Hal yang disayangkan adalah kemegahan perpustakaan besar ini berkali-kali dihantam nasib buruk. Diketahui ada tiga kejadian yang merusak perpustakaan ini. Pertama, menurut dokumen berjudul Kronik Perang Alexandria karya Titus Livius, kaisar Roma, Julius Caesar memerintahkan untuk membakar gedung itu dalam perang melawan Ptolomeus. Kebakaran itu memusnahkan sebagian naskah berharga. Saat kebakaran, hampir seluruh warga kota turun tangan memadamkan api. Kedua, penyerangan yang dilakukan oleh bangsa Aurelian sekitar abad 3 SM. Ketiga, kerusuhan yang terjadi akibat jatuhnya Theophilus. Pada 300 M, perpustakaan ini akhirnya berhenti berdenyut. Tak ada lagi perpustakaan yang sebanding dengannya hingga tongkat ilmu pengetahuan beralih ke tangan muslim pada abad ke-7 M. Kaum muslim kemudian membangun perpustakaan besar pula, bernama Dar al 'ilm.
Karena reputasinya yang luar biasa di masa lalu, pemerintah Mesir kemudian membangun kembali perpustakaan Alexandria. Pembangunan ini memakan biaya 230 juta dolar Amerika. Dananya diperoleh secara patungan. Diantara donatur adalah Arab Saudi yang menyumbang 65 juta dolar, dan Norwegia 3,44 juta dolar .
Perpustakan baru ini dibangun di dekat lokasi perpustakaan lama, kota Alexandria. Diresmikan oleh Presiden Mesir Husni Mubarak tahun 2002. Perpustakaan besar ini mampu menampung delapan juta buku. Direktur Perpustakaan Alexandria Ismail Serageldin, pada peresmian perpustakan bertekad akan mengembangkan perpustakaan ini sebagai pusat belajar untuk sains dan teknologi, ilmu humaniora, seni dan kebudayaan serta pembangunan.
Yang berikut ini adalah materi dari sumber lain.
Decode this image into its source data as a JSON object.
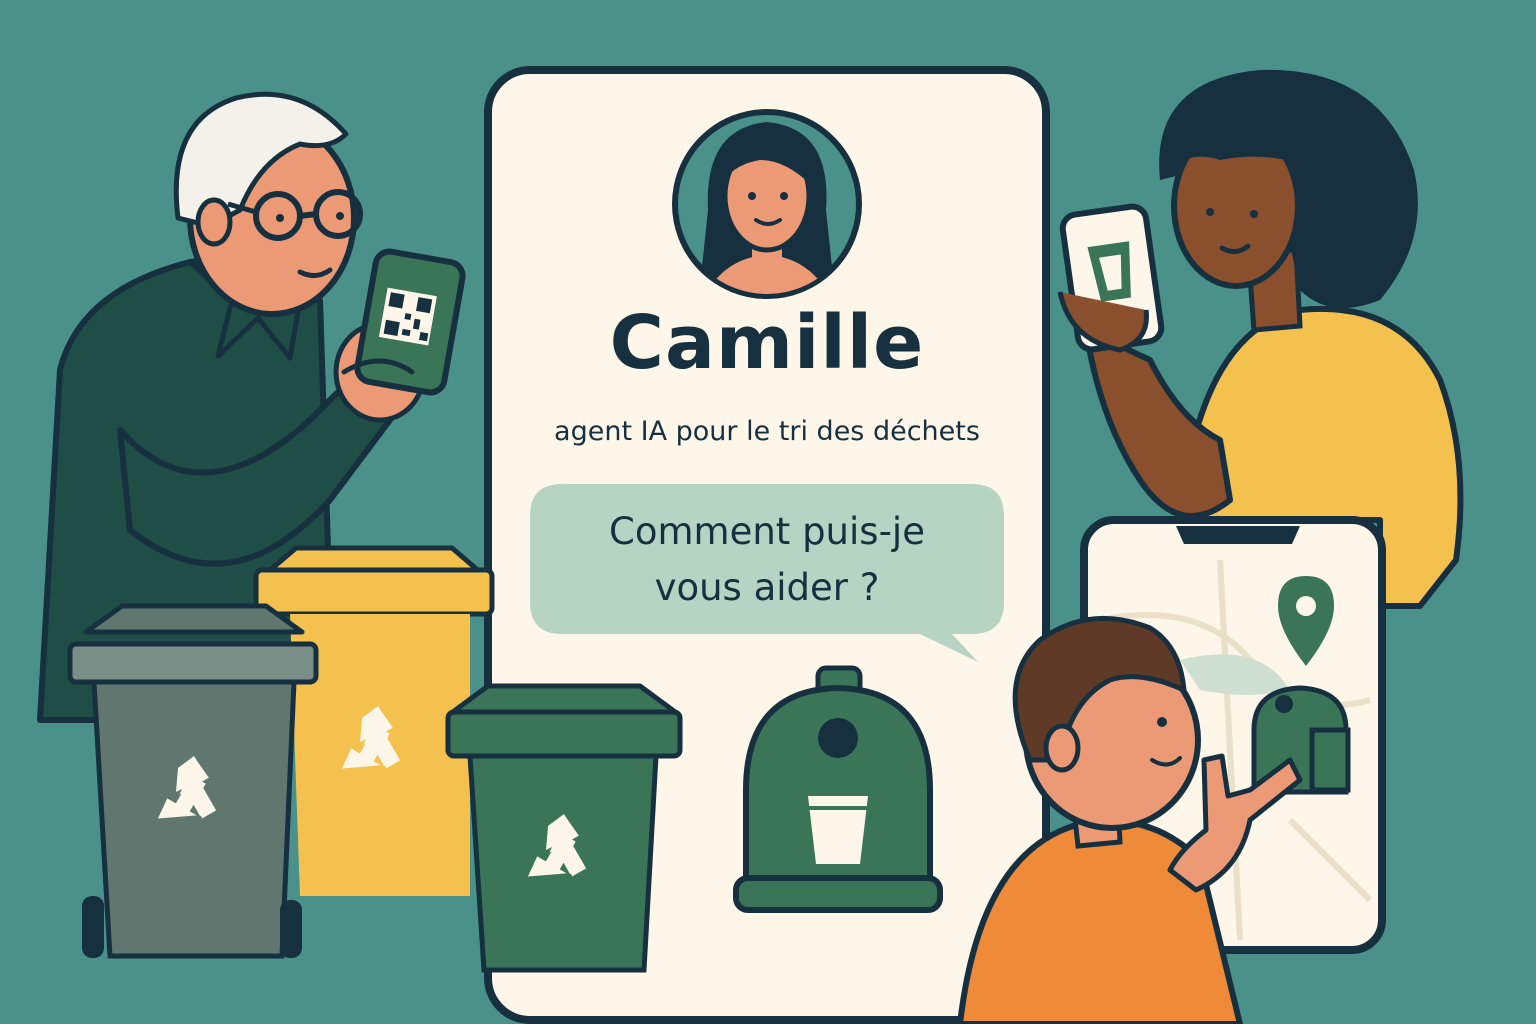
{
  "agent": {
    "name": "Camille",
    "subtitle": "agent IA pour le tri des déchets",
    "greeting_line1": "Comment puis-je",
    "greeting_line2": "vous aider ?"
  },
  "icons": [
    "agent-avatar-icon",
    "qr-code-icon",
    "cup-icon",
    "map-pin-icon",
    "recycling-icon",
    "glass-container-icon"
  ],
  "colors": {
    "background": "#4a9189",
    "card": "#fdf6e9",
    "outline": "#173040",
    "bubble": "#b7d3c3",
    "bin_grey": "#5f776f",
    "bin_yellow": "#f4c14f",
    "bin_green": "#3b7558"
  }
}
Editor alias Kepala Perpustakaan Alexandria merupakan jabatan sangat bergengsi di masa dulu. Tak sembarang orang bisa menduduki jabatan ini. Fit and proper tesnya sangat ketat. Karena itulah, meski perpustakaan ini ada di Mesir, namun kepala perpustakaannya tak mesti orang Mesir pula. Orang non Mesir boleh menduduki jabatan ini asal lolos seleksi. Pmailis, salah satu editor terkenal itu adalah Erasthostenes (270-190 SM). Ia merupakan filosof, ahli matematika dan astronom dari Yunani. Hidup di zaman Kaisar Ptolemeus III, 236 SM. Ia dikenal sebagai orang yang suka belajar. Selama menjabat sebagai kepala perpustakaan, ia berhasil mengembangkan metode mencari bilangan prima dan metode pengukuran keliling bumi. Ia banyak mengamati berbagai kejadian sederhana di bumi, berdasarkan pengamatannya ia tahu bumi itu bulat. Beberapa bentuk pengamatannya adalah: setiap tanggal 21 Juni, semua dasar sumur di Shina (Aswan) pinggiran sungai Nil terkena cahaya matahari, artinya matahari benar-benar tegak lurus. Pada tanggal yang sama di Alexandria, ia melihat tugu-tugu membentuk bayangan karena sinar matahari. Dari kejadian tersebut Erathostenes percaya bumi berbentuk bulat dan beranggapan kota Alexandria dan dan Shina berada pada meridian yang sama. Lelaki cerdas yang lahir di Syrene pada 275 SM ini merupakan murid yang banyak mencuri perhatian guru selama belajar di Alexandria dan Athena, Yunani. Meskipun ia dilanda kebutaan sekitar tahun 195 SM, ia tetap gigih mempelajari ilmu dan menyebarkannya pada khalayak luas.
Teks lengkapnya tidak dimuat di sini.